Взорвать «Аврору»
Шрифт:
Ей вспомнился родной дом – тот самый, который отец построил в 1910-м возле старой сабуровской мельницы. И тот день, когда она, пятнадцатилетняя и глупая, сидела под иконами за чисто выскобленным деревянным столом и, высунув от усердия язык, выводила на серой бумаге корявые строки:
«Дорогой Владимир Евгеньевич! Я так рада, что вы бьете проклятых германцев в хвост и в гриву и награждены чином поручика за храбрость в атаке, как я об этом прочла в журнале “Искры”, и еще там ваш художественный портрет в разделе “Герои и жертвы Отечественной войны”.
Хлопнула дверь. В горнице появился отец Даши, крепкий шестидесятилетний мужик с просоленной проседью бородой. Он смаху уселся на лавку и неодобрительно качнул головой.

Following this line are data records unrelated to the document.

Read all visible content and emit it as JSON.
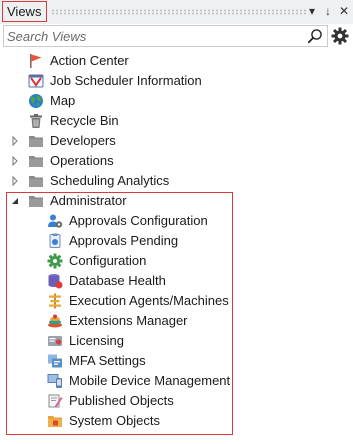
{
  "panel": {
    "title": "Views",
    "pin_glyph": "↓",
    "menu_glyph": "▾",
    "close_glyph": "✕"
  },
  "search": {
    "placeholder": "Search Views",
    "value": ""
  },
  "tree": {
    "top_items": [
      {
        "label": "Action Center",
        "icon": "flag-icon"
      },
      {
        "label": "Job Scheduler Information",
        "icon": "job-scheduler-icon"
      },
      {
        "label": "Map",
        "icon": "globe-icon"
      },
      {
        "label": "Recycle Bin",
        "icon": "trash-icon"
      }
    ],
    "folders": [
      {
        "label": "Developers",
        "expanded": false
      },
      {
        "label": "Operations",
        "expanded": false
      },
      {
        "label": "Scheduling Analytics",
        "expanded": false
      },
      {
        "label": "Administrator",
        "expanded": true
      }
    ],
    "admin_children": [
      {
        "label": "Approvals Configuration",
        "icon": "approvals-config-icon"
      },
      {
        "label": "Approvals Pending",
        "icon": "approvals-pending-icon"
      },
      {
        "label": "Configuration",
        "icon": "configuration-icon"
      },
      {
        "label": "Database Health",
        "icon": "database-health-icon"
      },
      {
        "label": "Execution Agents/Machines",
        "icon": "agents-icon"
      },
      {
        "label": "Extensions Manager",
        "icon": "extensions-icon"
      },
      {
        "label": "Licensing",
        "icon": "licensing-icon"
      },
      {
        "label": "MFA Settings",
        "icon": "mfa-icon"
      },
      {
        "label": "Mobile Device Management",
        "icon": "mobile-device-icon"
      },
      {
        "label": "Published Objects",
        "icon": "published-icon"
      },
      {
        "label": "System Objects",
        "icon": "system-objects-icon"
      }
    ]
  }
}
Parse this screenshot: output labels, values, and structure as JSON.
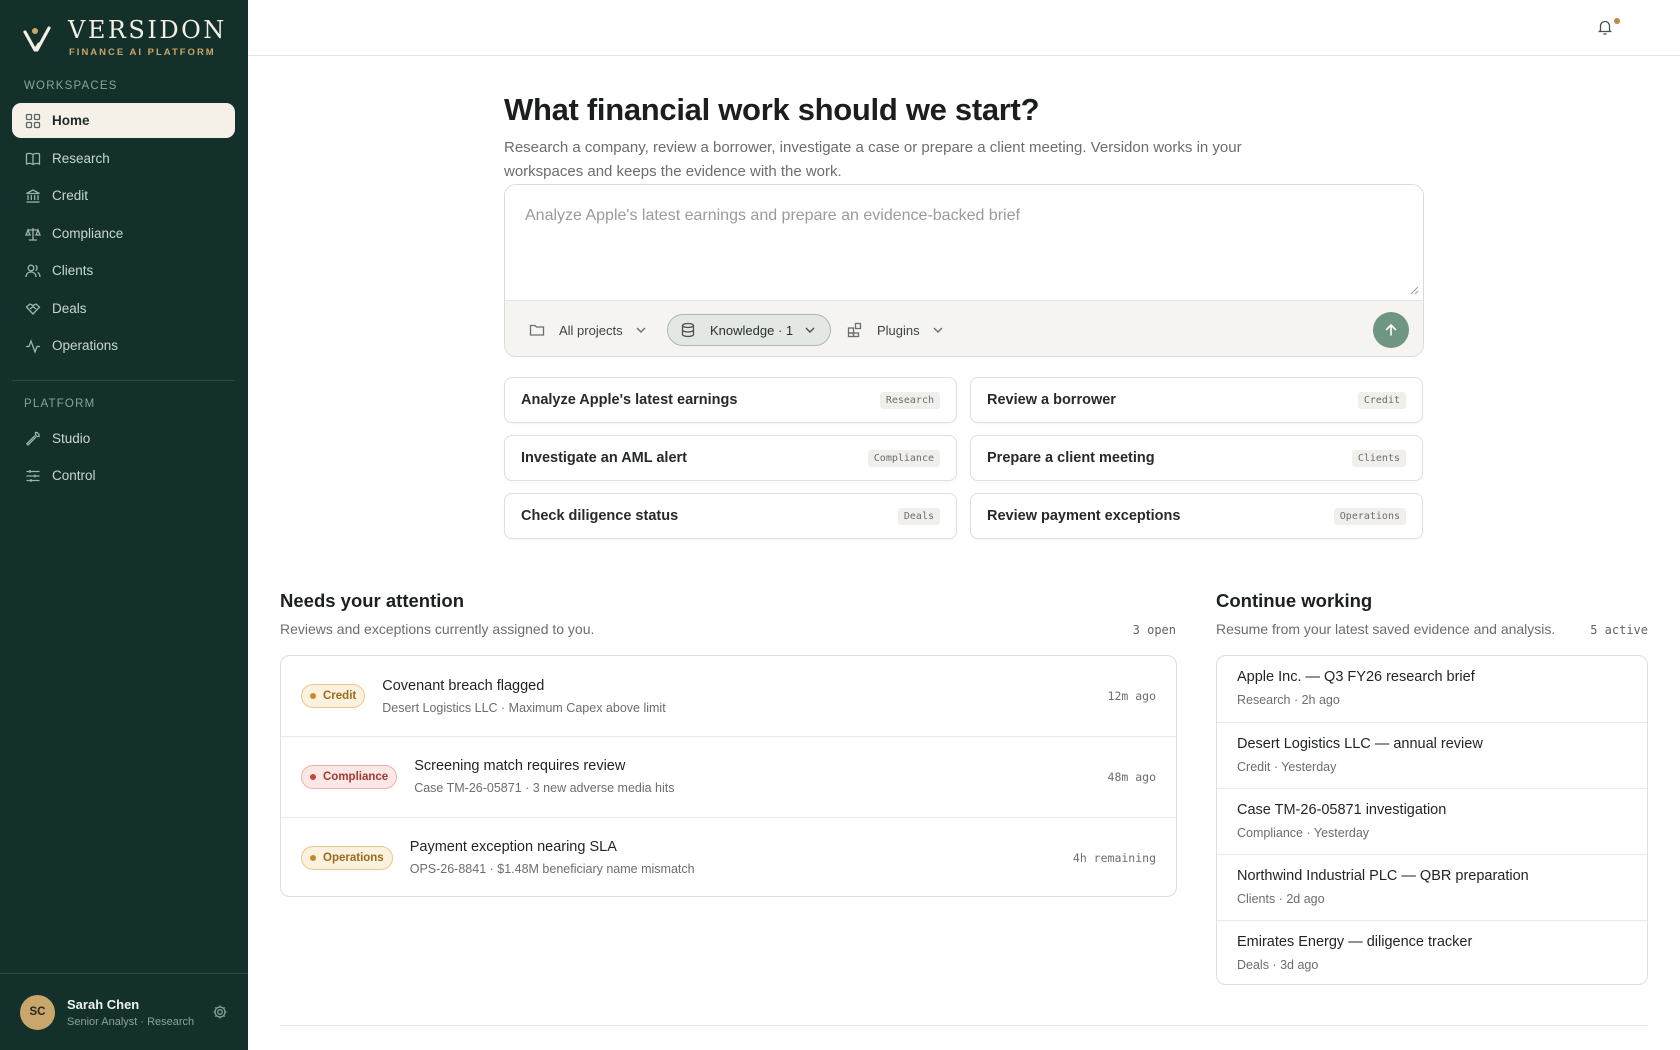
{
  "brand": {
    "name": "VERSIDON",
    "subtitle": "FINANCE AI PLATFORM"
  },
  "sidebar": {
    "workspaces_label": "WORKSPACES",
    "workspaces": [
      {
        "label": "Home",
        "icon": "grid-icon",
        "active": true
      },
      {
        "label": "Research",
        "icon": "book-icon"
      },
      {
        "label": "Credit",
        "icon": "bank-icon"
      },
      {
        "label": "Compliance",
        "icon": "scale-icon"
      },
      {
        "label": "Clients",
        "icon": "users-icon"
      },
      {
        "label": "Deals",
        "icon": "handshake-icon"
      },
      {
        "label": "Operations",
        "icon": "activity-icon"
      }
    ],
    "platform_label": "PLATFORM",
    "platform": [
      {
        "label": "Studio",
        "icon": "wrench-icon"
      },
      {
        "label": "Control",
        "icon": "sliders-icon"
      }
    ]
  },
  "user": {
    "initials": "SC",
    "name": "Sarah Chen",
    "role": "Senior Analyst · Research"
  },
  "hero": {
    "title": "What financial work should we start?",
    "subtitle": "Research a company, review a borrower, investigate a case or prepare a client meeting. Versidon works in your workspaces and keeps the evidence with the work."
  },
  "composer": {
    "placeholder": "Analyze Apple's latest earnings and prepare an evidence-backed brief",
    "projects_label": "All projects",
    "knowledge_label": "Knowledge · 1",
    "plugins_label": "Plugins"
  },
  "suggestions": [
    {
      "label": "Analyze Apple's latest earnings",
      "tag": "Research"
    },
    {
      "label": "Review a borrower",
      "tag": "Credit"
    },
    {
      "label": "Investigate an AML alert",
      "tag": "Compliance"
    },
    {
      "label": "Prepare a client meeting",
      "tag": "Clients"
    },
    {
      "label": "Check diligence status",
      "tag": "Deals"
    },
    {
      "label": "Review payment exceptions",
      "tag": "Operations"
    }
  ],
  "attention": {
    "title": "Needs your attention",
    "subtitle": "Reviews and exceptions currently assigned to you.",
    "count": "3 open",
    "items": [
      {
        "badge": "Credit",
        "title": "Covenant breach flagged",
        "meta": "Desert Logistics LLC · Maximum Capex above limit",
        "time": "12m ago"
      },
      {
        "badge": "Compliance",
        "title": "Screening match requires review",
        "meta": "Case TM-26-05871 · 3 new adverse media hits",
        "time": "48m ago"
      },
      {
        "badge": "Operations",
        "title": "Payment exception nearing SLA",
        "meta": "OPS-26-8841 · $1.48M beneficiary name mismatch",
        "time": "4h remaining"
      }
    ]
  },
  "continue": {
    "title": "Continue working",
    "subtitle": "Resume from your latest saved evidence and analysis.",
    "count": "5 active",
    "items": [
      {
        "title": "Apple Inc. — Q3 FY26 research brief",
        "meta": "Research · 2h ago"
      },
      {
        "title": "Desert Logistics LLC — annual review",
        "meta": "Credit · Yesterday"
      },
      {
        "title": "Case TM-26-05871 investigation",
        "meta": "Compliance · Yesterday"
      },
      {
        "title": "Northwind Industrial PLC — QBR preparation",
        "meta": "Clients · 2d ago"
      },
      {
        "title": "Emirates Energy — diligence tracker",
        "meta": "Deals · 3d ago"
      }
    ]
  },
  "colors": {
    "sidebar_bg": "#13302a",
    "accent_gold": "#c9a66b",
    "send_button": "#6f9583",
    "active_nav_bg": "#f6f1e8"
  }
}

– Все пишешь, что ли? Ему?.. Ну пиши, пиши, бумага все стерпит… – Он стукнул огромным кулаком по столешнице и заорал: – Ответил он тебе раз хотя бы, дура ты косоглазая?!!
Даша отложила перо и уставилась в сторону. Ее глаза мгновенно набухли слезами.

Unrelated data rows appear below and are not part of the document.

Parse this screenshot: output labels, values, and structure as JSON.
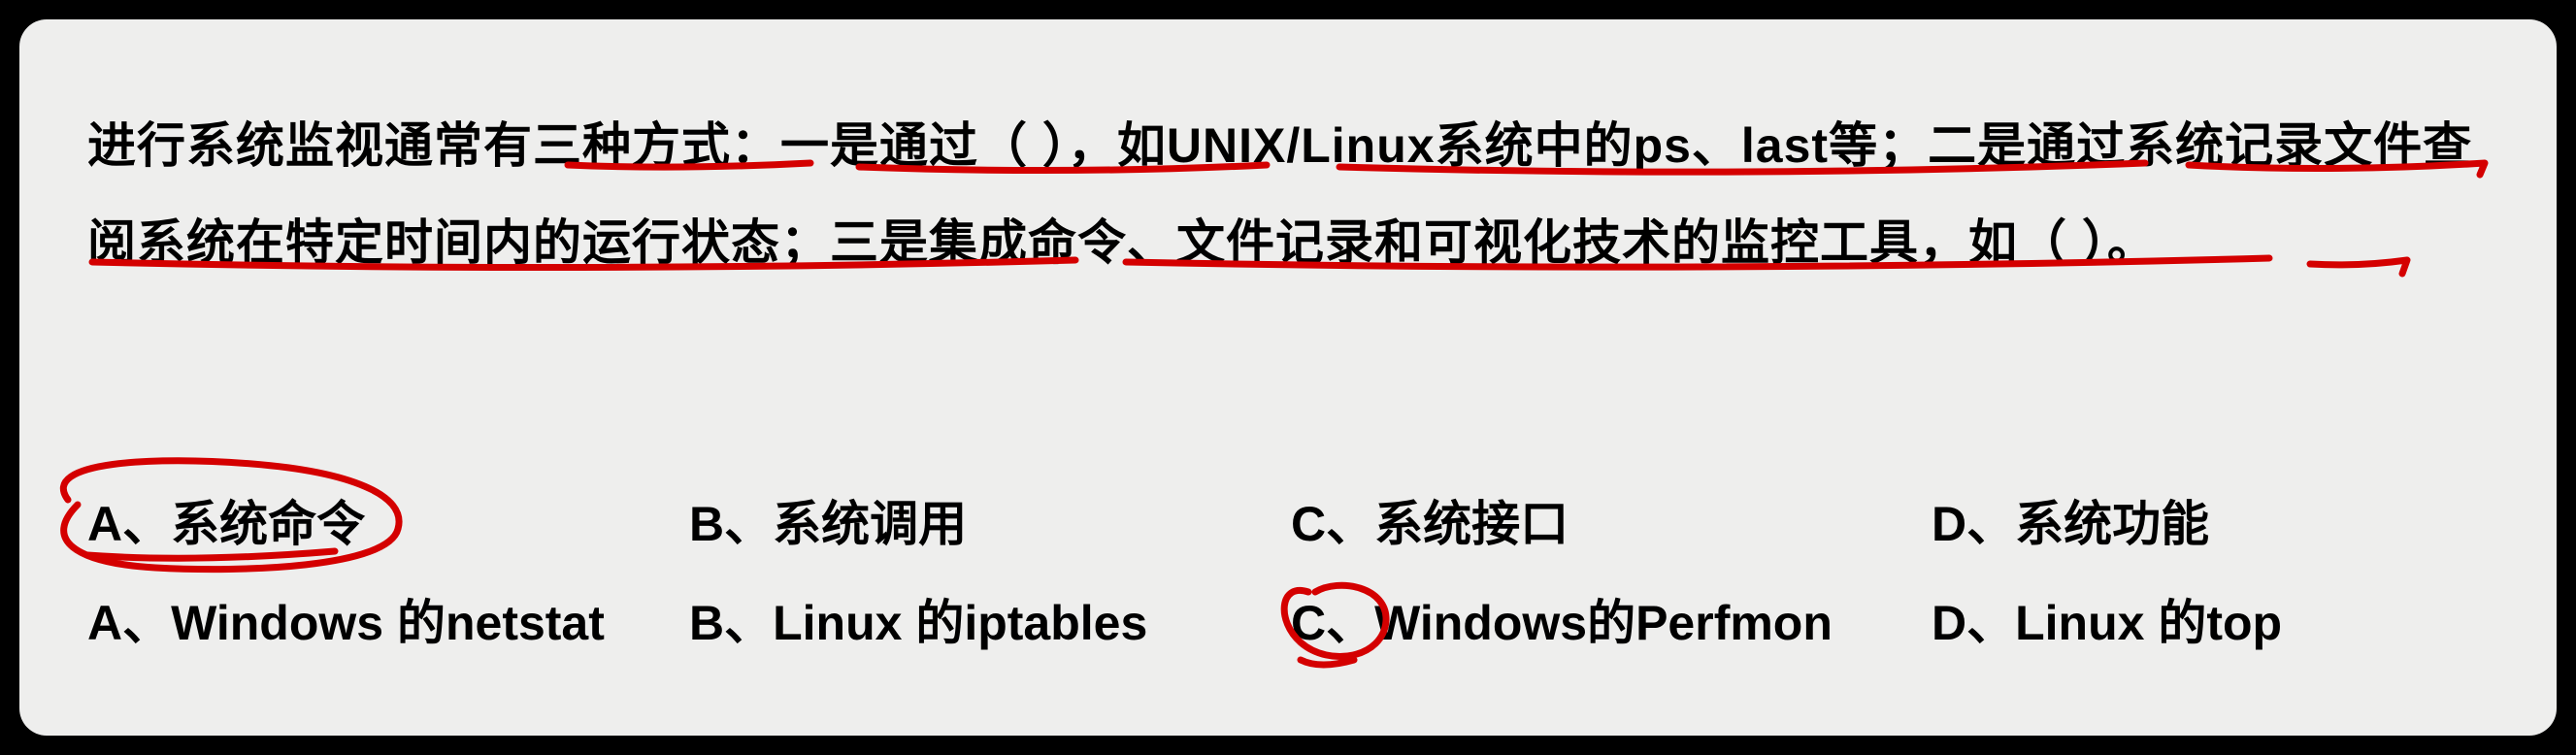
{
  "question": {
    "stem": "进行系统监视通常有三种方式：一是通过（ ），如UNIX/Linux系统中的ps、last等；二是通过系统记录文件查阅系统在特定时间内的运行状态；三是集成命令、文件记录和可视化技术的监控工具，如（ ）。"
  },
  "options_row1": {
    "a": "A、系统命令",
    "b": "B、系统调用",
    "c": "C、系统接口",
    "d": "D、系统功能"
  },
  "options_row2": {
    "a": "A、Windows 的netstat",
    "b": "B、Linux 的iptables",
    "c": "C、Windows的Perfmon",
    "d": "D、Linux 的top"
  },
  "annotations": {
    "underline_color": "#d40000",
    "circled_row1": "A",
    "circled_row2": "C"
  }
}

– Ну чё он тебе сдался-то, а? – неловко продолжил отец, сбавив тон. – Ну ты глянь, вон, хоть Сенька Захаров какой… Толковый паря, с башкой, руки золотые. Тоже в офицера пойдет, коли захочет, щас это просто. А ты… – Он с отвращением сплюнул. – Тьфу, дура!

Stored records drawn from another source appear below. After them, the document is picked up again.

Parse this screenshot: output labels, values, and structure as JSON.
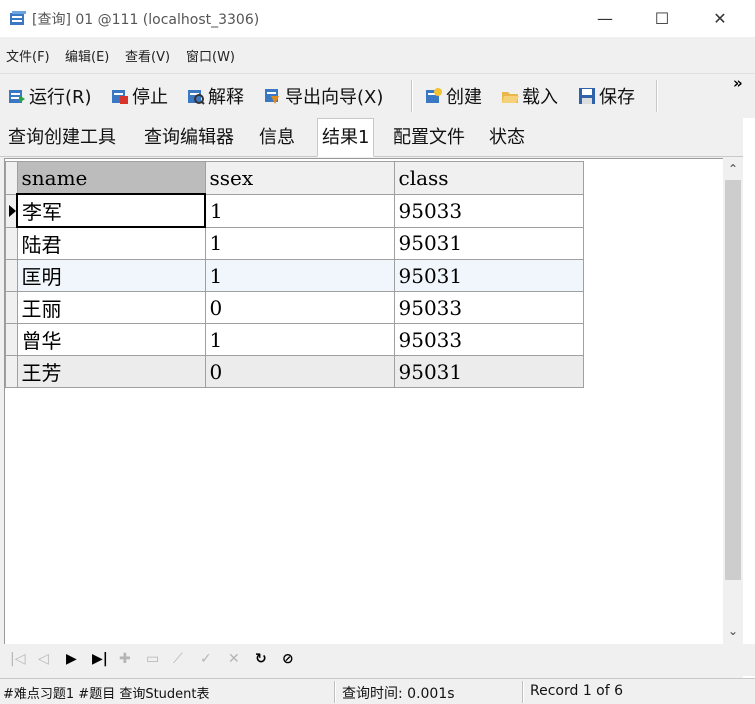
{
  "window": {
    "title": "[查询] 01 @111 (localhost_3306)",
    "minimize": "—",
    "maximize": "☐",
    "close": "✕"
  },
  "menu": [
    "文件(F)",
    "编辑(E)",
    "查看(V)",
    "窗口(W)"
  ],
  "toolbar": {
    "run": "运行(R)",
    "stop": "停止",
    "explain": "解释",
    "export": "导出向导(X)",
    "create": "创建",
    "load": "载入",
    "save": "保存",
    "overflow": "»"
  },
  "tabs": [
    "查询创建工具",
    "查询编辑器",
    "信息",
    "结果1",
    "配置文件",
    "状态"
  ],
  "active_tab": "结果1",
  "grid": {
    "columns": [
      "sname",
      "ssex",
      "class"
    ],
    "rows": [
      [
        "李军",
        "1",
        "95033"
      ],
      [
        "陆君",
        "1",
        "95031"
      ],
      [
        "匡明",
        "1",
        "95031"
      ],
      [
        "王丽",
        "0",
        "95033"
      ],
      [
        "曾华",
        "1",
        "95033"
      ],
      [
        "王芳",
        "0",
        "95031"
      ]
    ]
  },
  "status": {
    "query": "#难点习题1 #题目 查询Student表",
    "time": "查询时间: 0.001s",
    "record": "Record 1 of 6"
  },
  "icons": {
    "run": "run-icon",
    "stop": "stop-icon",
    "explain": "explain-icon",
    "export": "export-icon",
    "create": "create-icon",
    "load": "load-icon",
    "save": "save-icon"
  }
}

– Тьфу, дура, – раздался голос за плечом чекистки, – я ж тебе по-хорошему объясняю. А ты заладила свое, и ни с места…
Девушка, вздрогнув, обернулась. Мимо медленно прошла молодая пара, по виду студент и студентка. Они явно только что поссорились: юноша зло смотрел в сторону, а его подруга резко выдернула ладонь из его руки.
Скребцова усмехнулась. Перевела взгляд на «Аврору» и взглянула на часы. Было без двух минут девять.
Полковник Шептицкий, облаченный в домашний серый костюм, колдовал над большим мощным радиоприемником, установленным в углу комнаты. Генерал Покровский сидел в кресле, перед ним на столике стояла дымящаяся кофейная чашка.
Веселая мелодия джаза в приемнике сменилась торжественными звуками полонеза из «Евгения Онегина» Чайковского. Генерал оживился.
– Нашли, голубчик? Они любят оперу передавать, кажется.
– Нет, это Берлин, – покачал головой полковник. – Сколько воспоминаний, Алексей Кириллович… Я ведь с женой в опере познакомился, на «Евгении Онегине».
– В самом деле? – улыбнулся генерал. – Когда это было?
– В третьем году, в Одессе. Я в 60-м пехотном Замосцком служил…
– Это у полковника Михайлова, что ли? – заинтересовался генерал.
– Да, Михаил Пантелеймонович тогда был заведующим хозяйством полка. Он принял полк в июне пятого года, уже на японской.
– Мы с ним позже сталкивались в Умани, когда он 74-м Ставропольским командовал. Боевой был офицер… – ностальгически произнес Покровский. – Простите, я перебил вас… Сколько ж вам тогда было?
– Двадцать два.
– И что же? – продолжал улыбаться Покровский. – Офицеру же до двадцати трех нельзя жениться.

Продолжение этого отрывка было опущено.